The intelligence warfighting function is comprised of nine powerful intelligence disciplines. Eight of those disciplines essentially feed the discipline of all-source intelligence which in turn is focused on the commanders’ requirements. Technological advances have enabled single-discipline analysts to leverage other analysts and information and to conduct multi-discipline analysis to an extent not possible in the past. However, all-source intelligence is still the nexus that integrates information and intelligence from all units and the other intelligence disciplines.
Future operational environments will be greatly impacted by globalization. “Globalization and growing economic interdependence, while creating new levels of wealth and opportunity, also creates a web of interrelated vulnerabilities and spreads risk even further, increasing sensitivity to crises and shocks around the globe and generating more uncertainty regarding their speed and effect” according to the National Defense Strategy, June 2008.
Key aspects of globalization include—
• Non-state groups, organized crime, and cultural and environmental change will stress already fragile social and political structures.
• American science and technology (S&T) communities, both commercial and Department of Defense (DOD), will compete with some growing economies for technical advantage.
• By 2020, organized crime is likely to thrive in resource-rich states now experiencing political and economic transformation.
• By 2025, urban growth will concentrate in coastal areas. The majority of urban populations will live within 60 miles of coastlines.
• By 2030, the world’s urban population will be over 4.9 billion fostering—
• Interdependent economies.
• The interaction of differing societies and cultures.

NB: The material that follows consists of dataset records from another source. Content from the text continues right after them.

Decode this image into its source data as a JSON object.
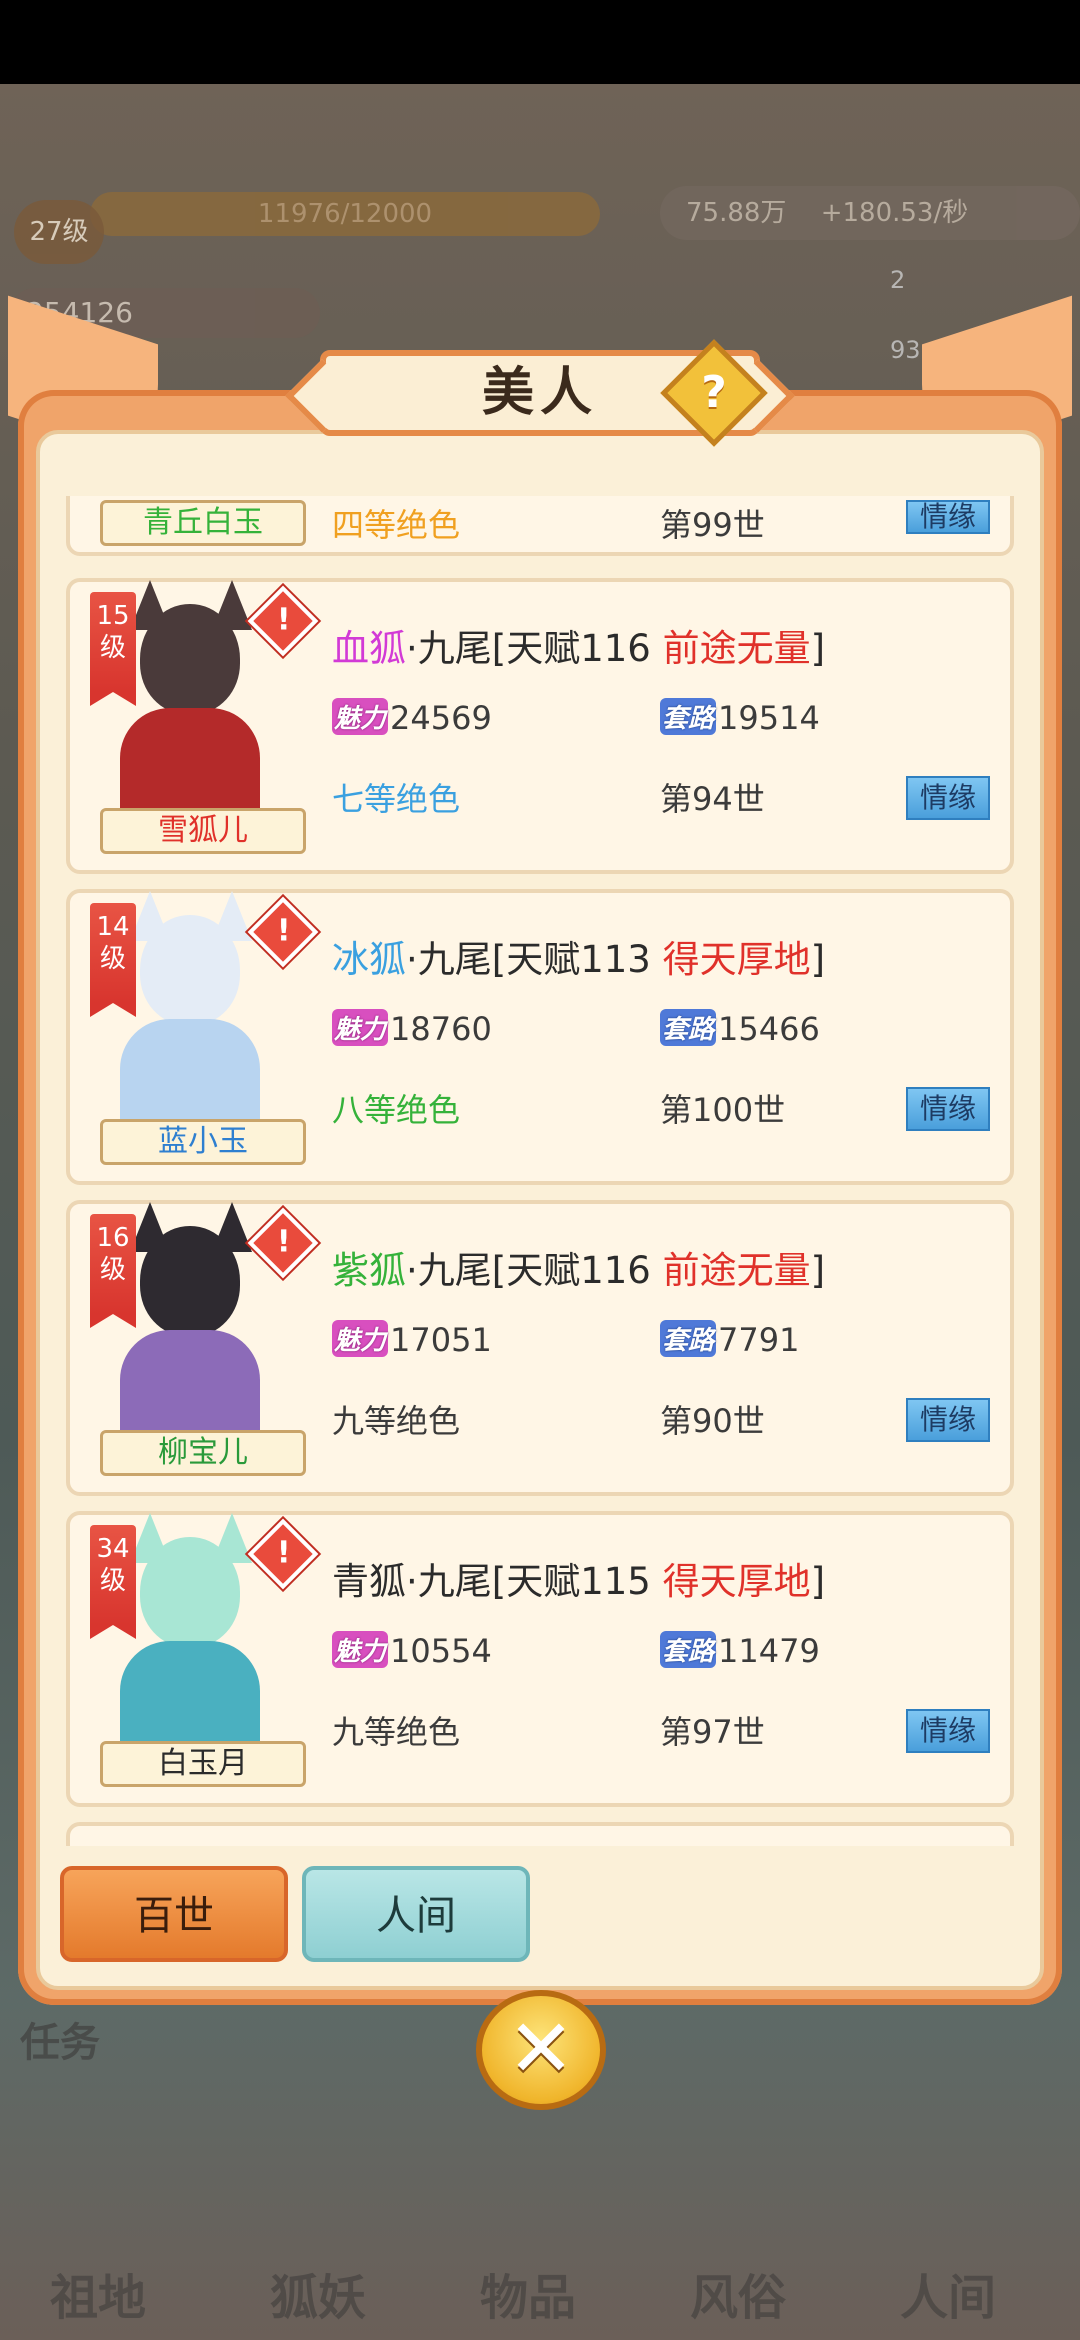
{
  "hud": {
    "level": "27级",
    "exp": "11976/12000",
    "resource_amount": "75.88万",
    "resource_rate": "+180.53/秒",
    "charm_total": "254126",
    "side_count_1": "2",
    "side_count_2": "93",
    "task_label": "任务",
    "nav": [
      "祖地",
      "狐妖",
      "物品",
      "风俗",
      "人间"
    ]
  },
  "dialog": {
    "title": "美人",
    "help_symbol": "?",
    "close_symbol": "✕"
  },
  "partial_top": {
    "name": "青丘白玉",
    "grade": "四等绝色",
    "gen": "第99世",
    "romance_label": "情缘"
  },
  "beauties": [
    {
      "level": "15级",
      "name": "雪狐儿",
      "race": "血狐",
      "race_color": "#d23ad6",
      "title_mid": "·九尾[天赋116 ",
      "talent_desc": "前途无量",
      "title_end": "]",
      "charm": "24569",
      "skill": "19514",
      "grade": "七等绝色",
      "grade_color": "#3aa0e0",
      "gen": "第94世",
      "romance_label": "情缘",
      "hair_color": "#4a3a3a",
      "body_color": "#b42a2a"
    },
    {
      "level": "14级",
      "name": "蓝小玉",
      "race": "冰狐",
      "race_color": "#3aa0e0",
      "title_mid": "·九尾[天赋113 ",
      "talent_desc": "得天厚地",
      "title_end": "]",
      "charm": "18760",
      "skill": "15466",
      "grade": "八等绝色",
      "grade_color": "#35b23a",
      "gen": "第100世",
      "romance_label": "情缘",
      "hair_color": "#e4ecf6",
      "body_color": "#b8d4f0"
    },
    {
      "level": "16级",
      "name": "柳宝儿",
      "race": "紫狐",
      "race_color": "#35b23a",
      "title_mid": "·九尾[天赋116 ",
      "talent_desc": "前途无量",
      "title_end": "]",
      "charm": "17051",
      "skill": "7791",
      "grade": "九等绝色",
      "grade_color": "#3b3b3b",
      "gen": "第90世",
      "romance_label": "情缘",
      "hair_color": "#2e2a30",
      "body_color": "#8c6bb8"
    },
    {
      "level": "34级",
      "name": "白玉月",
      "race": "青狐",
      "race_color": "#2b2b2b",
      "title_mid": "·九尾[天赋115 ",
      "talent_desc": "得天厚地",
      "title_end": "]",
      "charm": "10554",
      "skill": "11479",
      "grade": "九等绝色",
      "grade_color": "#3b3b3b",
      "gen": "第97世",
      "romance_label": "情缘",
      "hair_color": "#a8e6d4",
      "body_color": "#4ab0c0"
    }
  ],
  "stat_icons": {
    "charm": "魅力",
    "skill": "套路"
  },
  "tabs": {
    "active": "百世",
    "inactive": "人间"
  }
}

• More powerful non-state actors.
• Porous international boundaries.
• The inability of some nation-states to fully control their territory, economy, and to provide security and services.

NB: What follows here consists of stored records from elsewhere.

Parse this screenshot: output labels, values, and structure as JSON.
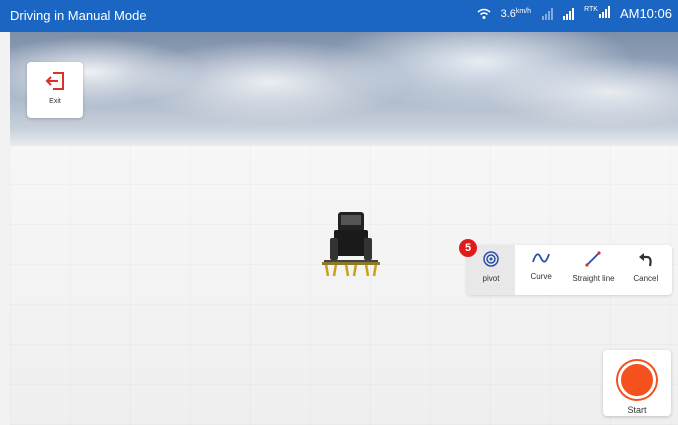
{
  "status_bar": {
    "title": "Driving in Manual Mode",
    "speed": "3.6",
    "speed_unit": "km/h",
    "rtk_label": "RTK",
    "time": "AM10:06"
  },
  "exit": {
    "label": "Exit"
  },
  "toolbar": {
    "badge": "5",
    "items": [
      {
        "label": "pivot",
        "icon": "pivot-icon"
      },
      {
        "label": "Curve",
        "icon": "curve-icon"
      },
      {
        "label": "Straight line",
        "icon": "straight-line-icon"
      },
      {
        "label": "Cancel",
        "icon": "undo-icon"
      }
    ]
  },
  "start": {
    "label": "Start"
  },
  "colors": {
    "status_bar": "#1a66c2",
    "exit_icon": "#d9322b",
    "start": "#f4511e",
    "badge": "#e01b1b",
    "icon_blue": "#2b4fa8"
  }
}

• By 2030, competition for access to and control of natural resources (energy, water, and food) will dramatically increase areas of potential conflict.
• “ … Cyber security risks pose some of the most serious economic and national security challenges of the 21st Century” according to the Presidential Cyberspace Policy Review, May 2009.
The Joint Operational Environment 2010 observes that, “With very little investment, and cloaked in a veil of anonymity, our adversaries will inevitably attempt to harm our national interests. Cyberspace will become a main front in both irregular and traditional conflicts. Enemies in cyberspace will include both states and non-states and will range from the unsophisticated amateur to highly trained professional hackers. Through cyberspace, enemies will target industry, academia, government, as well as the military in the air, land, maritime, and space domains.”
In future operational environments as U.S. forces conduct increasingly complex operations Army intelligence will continue to prove even more critical by providing Army warfighting commanders with predictive, knowledge-based intelligence. As stated in the National Intelligence Strategy, August 2009, the Intelligence Community (IC) must “Operate as a single integrated team, employing collaborative teams that leverage the full range of IC capabilities to meet the requirements of our users, from the President to deployed tactical military units.”